Another competitive alternative is The North Face’s own Ventrix Jacket. Similar to the ubiquitous Patagonia Nano-Air, this piece puts breathability and temperature regulation above all-out warmth and weight. We have to say we’ve been really impressed with the Ventrix and would choose it over the ThermoBall in most cases: it’s super comfortable with stretchy and soft materials, is lighter at 12.7 ounces, and the breathable design is the real deal. Added up, the Ventrix is our favorite insulated jacket currently made by The North Face.
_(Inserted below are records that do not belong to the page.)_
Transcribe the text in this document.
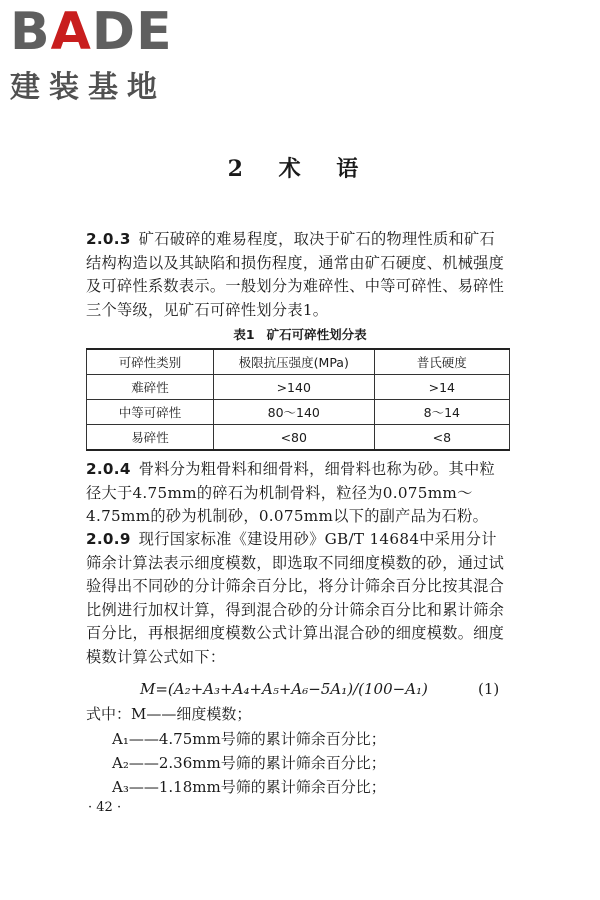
BADE
建装基地
2 术 语
2.0.3 矿石破碎的难易程度，取决于矿石的物理性质和矿石结构构造以及其缺陷和损伤程度，通常由矿石硬度、机械强度及可碎性系数表示。一般划分为难碎性、中等可碎性、易碎性三个等级，见矿石可碎性划分表1。
表1 矿石可碎性划分表
可碎性类别	极限抗压强度(MPa)	普氏硬度
难碎性	>140	>14
中等可碎性	80～140	8～14
易碎性	<80	<8
2.0.4 骨料分为粗骨料和细骨料，细骨料也称为砂。其中粒径大于4.75mm的碎石为机制骨料，粒径为0.075mm～4.75mm的砂为机制砂，0.075mm以下的副产品为石粉。
2.0.9 现行国家标准《建设用砂》GB/T 14684中采用分计筛余计算法表示细度模数，即选取不同细度模数的砂，通过试验得出不同砂的分计筛余百分比，将分计筛余百分比按其混合比例进行加权计算，得到混合砂的分计筛余百分比和累计筛余百分比，再根据细度模数公式计算出混合砂的细度模数。细度模数计算公式如下：
M=(A₂+A₃+A₄+A₅+A₆−5A₁)/(100−A₁)	(1)
式中：M——细度模数；
A₁——4.75mm号筛的累计筛余百分比；
A₂——2.36mm号筛的累计筛余百分比；
A₃——1.18mm号筛的累计筛余百分比；
· 42 ·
Last but not least, given the ThermoBall Eco’s intentions, it’s worth comparing it to a true down piece. As we mentioned above, Outdoor Research’s Transcendent Jacket matches the ThermoBall in price at $199 and is similarly durable with a 20-denier shell but weighs less at 13.7 ounces, packs down smaller, and provides more warmth with 650-fill down insulation. The ThermoBall does get the clear edge in weather protection (again, synthetic fill continues to insulate when wet), but the OR wins out in most other categories. In the end, we think it’s worth opting for the lighter-weight and more packable Transcendent, but there’s a case to be made for the ThermoBall’s wet-weather appeal.